La légende de Romulus et Remus, fondateurs de Rome, est universellement connue et a été mise en scène à de nombreuses reprises. Le bas-relief découvert en 1862 à Avenches (Vaud), figurant la louve allaitant les deux enfants, est à n’en pas douter l’une de ces représentations. Mais certaines particularités du bloc de pierre posent question, notamment sur la destination de cet objet. La sculpture elle-même, avec sa richesse de détails peu commune, invite à l’interprétation. Les arbres sont-ils les figuiers de la légende ? La grotte est-elle celle de Lupercal, dans laquelle la louve trouva les deux frères ? Parmi les oiseaux représentés, l’un est-il une chouette, oiseau prophétique symbolisant la vestale Rhéa Silvia, la mère des jumeaux, et l’autre un pic, le seul oiseau présent dans la légende ?…
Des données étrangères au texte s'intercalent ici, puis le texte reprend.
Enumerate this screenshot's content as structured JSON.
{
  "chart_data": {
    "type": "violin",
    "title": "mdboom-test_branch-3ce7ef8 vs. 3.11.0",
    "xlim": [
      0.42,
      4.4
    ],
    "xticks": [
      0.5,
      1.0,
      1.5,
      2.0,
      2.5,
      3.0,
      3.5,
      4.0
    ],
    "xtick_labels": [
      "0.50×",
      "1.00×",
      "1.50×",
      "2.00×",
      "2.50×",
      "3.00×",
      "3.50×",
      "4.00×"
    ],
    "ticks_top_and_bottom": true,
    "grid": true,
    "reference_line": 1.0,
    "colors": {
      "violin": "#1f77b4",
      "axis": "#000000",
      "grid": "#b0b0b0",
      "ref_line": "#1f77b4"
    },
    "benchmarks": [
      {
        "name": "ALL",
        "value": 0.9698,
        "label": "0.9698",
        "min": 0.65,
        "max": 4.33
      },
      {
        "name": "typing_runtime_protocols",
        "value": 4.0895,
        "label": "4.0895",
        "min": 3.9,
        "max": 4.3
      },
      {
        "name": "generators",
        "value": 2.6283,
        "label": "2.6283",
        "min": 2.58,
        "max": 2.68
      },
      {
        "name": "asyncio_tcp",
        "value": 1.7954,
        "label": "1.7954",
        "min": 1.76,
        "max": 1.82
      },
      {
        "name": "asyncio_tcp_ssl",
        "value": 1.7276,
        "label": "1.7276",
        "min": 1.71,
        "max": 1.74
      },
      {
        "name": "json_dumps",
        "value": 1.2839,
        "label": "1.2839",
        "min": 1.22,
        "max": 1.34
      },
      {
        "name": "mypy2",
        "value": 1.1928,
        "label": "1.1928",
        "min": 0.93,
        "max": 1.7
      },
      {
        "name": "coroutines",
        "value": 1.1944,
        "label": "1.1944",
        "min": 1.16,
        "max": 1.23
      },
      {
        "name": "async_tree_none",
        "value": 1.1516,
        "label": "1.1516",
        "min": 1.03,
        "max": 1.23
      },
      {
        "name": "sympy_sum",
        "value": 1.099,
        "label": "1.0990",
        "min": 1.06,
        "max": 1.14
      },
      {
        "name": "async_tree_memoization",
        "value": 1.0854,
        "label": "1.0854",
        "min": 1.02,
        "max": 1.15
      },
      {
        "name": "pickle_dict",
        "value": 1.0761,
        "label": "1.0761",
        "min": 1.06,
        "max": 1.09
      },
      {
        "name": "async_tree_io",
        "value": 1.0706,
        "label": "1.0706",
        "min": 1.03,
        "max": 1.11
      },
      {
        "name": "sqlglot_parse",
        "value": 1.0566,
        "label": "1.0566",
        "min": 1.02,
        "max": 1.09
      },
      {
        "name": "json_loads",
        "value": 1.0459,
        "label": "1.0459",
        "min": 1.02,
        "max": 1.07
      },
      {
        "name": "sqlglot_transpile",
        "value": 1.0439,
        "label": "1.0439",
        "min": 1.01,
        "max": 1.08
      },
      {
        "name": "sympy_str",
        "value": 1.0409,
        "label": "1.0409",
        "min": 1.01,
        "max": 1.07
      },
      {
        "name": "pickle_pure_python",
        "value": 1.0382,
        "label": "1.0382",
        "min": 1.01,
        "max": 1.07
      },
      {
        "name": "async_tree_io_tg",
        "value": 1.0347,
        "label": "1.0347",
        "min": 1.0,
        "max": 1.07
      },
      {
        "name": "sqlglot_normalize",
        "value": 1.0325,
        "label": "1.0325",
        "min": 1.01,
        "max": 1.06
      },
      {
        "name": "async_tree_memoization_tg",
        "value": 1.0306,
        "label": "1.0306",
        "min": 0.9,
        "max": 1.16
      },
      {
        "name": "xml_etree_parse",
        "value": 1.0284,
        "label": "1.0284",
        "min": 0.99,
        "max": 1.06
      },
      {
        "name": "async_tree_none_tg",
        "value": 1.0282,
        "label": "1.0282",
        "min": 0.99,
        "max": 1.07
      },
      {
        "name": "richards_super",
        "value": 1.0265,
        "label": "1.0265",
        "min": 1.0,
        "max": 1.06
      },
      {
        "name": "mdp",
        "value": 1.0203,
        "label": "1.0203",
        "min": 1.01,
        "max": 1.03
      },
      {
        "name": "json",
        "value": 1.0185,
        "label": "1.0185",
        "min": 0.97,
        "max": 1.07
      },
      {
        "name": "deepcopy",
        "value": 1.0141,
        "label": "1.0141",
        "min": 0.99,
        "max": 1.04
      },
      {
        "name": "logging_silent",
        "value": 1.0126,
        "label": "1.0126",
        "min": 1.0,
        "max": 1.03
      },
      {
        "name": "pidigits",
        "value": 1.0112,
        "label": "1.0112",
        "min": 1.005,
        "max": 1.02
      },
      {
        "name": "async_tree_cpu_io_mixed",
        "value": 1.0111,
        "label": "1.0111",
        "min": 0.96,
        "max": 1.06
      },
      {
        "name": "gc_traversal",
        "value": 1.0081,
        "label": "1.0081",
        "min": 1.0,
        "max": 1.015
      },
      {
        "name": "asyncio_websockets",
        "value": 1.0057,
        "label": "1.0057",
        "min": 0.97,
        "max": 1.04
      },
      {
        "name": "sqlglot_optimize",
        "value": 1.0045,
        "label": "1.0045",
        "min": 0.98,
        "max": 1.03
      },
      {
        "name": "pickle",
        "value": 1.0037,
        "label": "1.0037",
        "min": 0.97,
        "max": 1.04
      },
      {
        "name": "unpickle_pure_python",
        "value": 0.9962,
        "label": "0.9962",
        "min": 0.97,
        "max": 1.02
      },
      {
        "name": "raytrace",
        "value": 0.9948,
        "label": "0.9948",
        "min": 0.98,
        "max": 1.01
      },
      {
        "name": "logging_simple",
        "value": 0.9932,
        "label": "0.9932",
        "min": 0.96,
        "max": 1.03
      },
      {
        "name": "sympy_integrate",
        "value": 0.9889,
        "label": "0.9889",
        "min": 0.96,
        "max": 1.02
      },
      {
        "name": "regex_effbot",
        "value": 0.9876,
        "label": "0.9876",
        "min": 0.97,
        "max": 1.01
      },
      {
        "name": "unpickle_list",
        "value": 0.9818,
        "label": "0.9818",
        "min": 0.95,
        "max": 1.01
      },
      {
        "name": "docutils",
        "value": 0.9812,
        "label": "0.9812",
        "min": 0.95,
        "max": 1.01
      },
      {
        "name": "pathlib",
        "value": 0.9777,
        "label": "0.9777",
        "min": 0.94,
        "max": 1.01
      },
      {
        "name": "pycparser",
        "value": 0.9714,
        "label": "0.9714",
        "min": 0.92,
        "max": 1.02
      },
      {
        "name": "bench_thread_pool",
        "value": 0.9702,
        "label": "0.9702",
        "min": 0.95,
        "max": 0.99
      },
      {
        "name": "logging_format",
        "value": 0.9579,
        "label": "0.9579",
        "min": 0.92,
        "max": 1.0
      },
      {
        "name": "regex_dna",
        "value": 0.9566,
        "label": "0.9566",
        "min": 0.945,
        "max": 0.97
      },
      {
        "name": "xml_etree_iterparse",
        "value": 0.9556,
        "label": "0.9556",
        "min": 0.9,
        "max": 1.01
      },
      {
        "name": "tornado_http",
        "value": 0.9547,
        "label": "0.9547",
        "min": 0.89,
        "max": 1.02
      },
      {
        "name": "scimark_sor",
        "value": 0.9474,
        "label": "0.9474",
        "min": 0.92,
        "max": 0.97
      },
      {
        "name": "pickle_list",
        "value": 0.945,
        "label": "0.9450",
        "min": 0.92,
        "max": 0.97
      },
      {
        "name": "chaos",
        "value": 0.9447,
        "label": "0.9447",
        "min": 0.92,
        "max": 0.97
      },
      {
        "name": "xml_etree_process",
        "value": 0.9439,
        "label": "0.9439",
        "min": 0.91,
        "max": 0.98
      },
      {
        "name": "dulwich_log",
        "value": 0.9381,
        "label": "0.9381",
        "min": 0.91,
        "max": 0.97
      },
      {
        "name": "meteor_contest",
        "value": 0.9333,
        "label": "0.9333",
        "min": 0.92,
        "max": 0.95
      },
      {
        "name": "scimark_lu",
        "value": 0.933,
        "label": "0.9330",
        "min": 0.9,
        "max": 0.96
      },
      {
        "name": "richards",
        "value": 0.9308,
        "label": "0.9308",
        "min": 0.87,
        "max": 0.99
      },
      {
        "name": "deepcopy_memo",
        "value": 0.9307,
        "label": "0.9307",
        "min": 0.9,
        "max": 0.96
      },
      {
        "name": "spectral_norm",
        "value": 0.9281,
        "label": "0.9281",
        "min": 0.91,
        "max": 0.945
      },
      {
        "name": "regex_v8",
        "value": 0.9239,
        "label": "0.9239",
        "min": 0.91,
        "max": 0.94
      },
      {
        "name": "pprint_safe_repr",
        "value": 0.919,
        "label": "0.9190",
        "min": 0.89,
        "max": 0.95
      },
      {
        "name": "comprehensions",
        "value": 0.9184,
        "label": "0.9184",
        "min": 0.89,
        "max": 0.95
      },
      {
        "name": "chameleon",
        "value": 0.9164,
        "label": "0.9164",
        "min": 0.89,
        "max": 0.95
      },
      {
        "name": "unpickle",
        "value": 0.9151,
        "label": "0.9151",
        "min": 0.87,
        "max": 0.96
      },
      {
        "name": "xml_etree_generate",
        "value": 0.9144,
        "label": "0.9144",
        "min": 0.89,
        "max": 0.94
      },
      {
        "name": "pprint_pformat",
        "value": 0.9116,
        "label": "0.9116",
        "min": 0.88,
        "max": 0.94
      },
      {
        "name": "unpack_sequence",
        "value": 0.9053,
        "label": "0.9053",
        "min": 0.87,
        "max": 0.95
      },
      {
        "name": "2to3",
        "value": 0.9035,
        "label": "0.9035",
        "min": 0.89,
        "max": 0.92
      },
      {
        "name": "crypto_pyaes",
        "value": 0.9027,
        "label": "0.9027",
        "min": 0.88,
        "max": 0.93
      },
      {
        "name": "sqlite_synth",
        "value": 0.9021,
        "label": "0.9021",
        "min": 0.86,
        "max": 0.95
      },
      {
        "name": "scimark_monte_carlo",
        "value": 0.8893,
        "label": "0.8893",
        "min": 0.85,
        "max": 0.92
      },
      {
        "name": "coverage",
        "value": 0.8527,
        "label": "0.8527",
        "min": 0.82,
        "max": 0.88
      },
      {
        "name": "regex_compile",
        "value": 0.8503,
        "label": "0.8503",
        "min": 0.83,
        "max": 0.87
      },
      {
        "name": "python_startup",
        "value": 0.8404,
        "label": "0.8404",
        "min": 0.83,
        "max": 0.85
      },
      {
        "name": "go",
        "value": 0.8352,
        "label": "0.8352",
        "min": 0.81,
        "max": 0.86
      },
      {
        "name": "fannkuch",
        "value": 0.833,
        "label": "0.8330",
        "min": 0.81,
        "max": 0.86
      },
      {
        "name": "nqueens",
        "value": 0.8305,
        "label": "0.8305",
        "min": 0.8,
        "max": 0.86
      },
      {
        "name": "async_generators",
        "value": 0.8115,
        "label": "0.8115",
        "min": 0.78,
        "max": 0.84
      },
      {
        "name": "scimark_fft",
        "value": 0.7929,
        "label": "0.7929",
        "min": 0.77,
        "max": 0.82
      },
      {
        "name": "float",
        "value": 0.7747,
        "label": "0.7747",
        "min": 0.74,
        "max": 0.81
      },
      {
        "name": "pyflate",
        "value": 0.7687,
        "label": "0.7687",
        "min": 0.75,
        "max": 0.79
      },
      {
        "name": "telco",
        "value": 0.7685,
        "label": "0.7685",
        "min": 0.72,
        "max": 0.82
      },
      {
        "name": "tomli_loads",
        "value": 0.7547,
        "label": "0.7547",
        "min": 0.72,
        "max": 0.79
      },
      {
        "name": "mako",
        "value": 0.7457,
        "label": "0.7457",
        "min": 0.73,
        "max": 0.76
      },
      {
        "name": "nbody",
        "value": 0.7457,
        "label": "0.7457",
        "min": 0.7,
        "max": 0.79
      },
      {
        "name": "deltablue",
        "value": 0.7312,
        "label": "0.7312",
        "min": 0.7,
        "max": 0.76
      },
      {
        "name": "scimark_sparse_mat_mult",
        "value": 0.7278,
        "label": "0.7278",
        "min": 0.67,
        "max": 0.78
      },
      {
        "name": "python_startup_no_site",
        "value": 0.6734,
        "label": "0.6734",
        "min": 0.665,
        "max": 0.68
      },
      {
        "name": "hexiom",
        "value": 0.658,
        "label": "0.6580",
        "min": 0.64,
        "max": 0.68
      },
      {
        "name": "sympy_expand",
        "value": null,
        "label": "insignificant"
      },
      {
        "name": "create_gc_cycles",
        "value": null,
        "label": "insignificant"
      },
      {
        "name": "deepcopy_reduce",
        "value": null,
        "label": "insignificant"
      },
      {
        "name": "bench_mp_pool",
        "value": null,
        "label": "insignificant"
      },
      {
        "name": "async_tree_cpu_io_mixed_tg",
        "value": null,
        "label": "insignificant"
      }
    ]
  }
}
« Donner une signification à chaque détail est difficile et a donné lieu à de nombreuses controverses. On peut plus simplement penser que le sculpteur a souhaité représenter une scène naturaliste évoquant le mont Palatin où est née la légende », raconte Ilaria Verga dans un travail de master en archéologie, qu’elle a mené à l’université de Neuchâtel sur le sujet.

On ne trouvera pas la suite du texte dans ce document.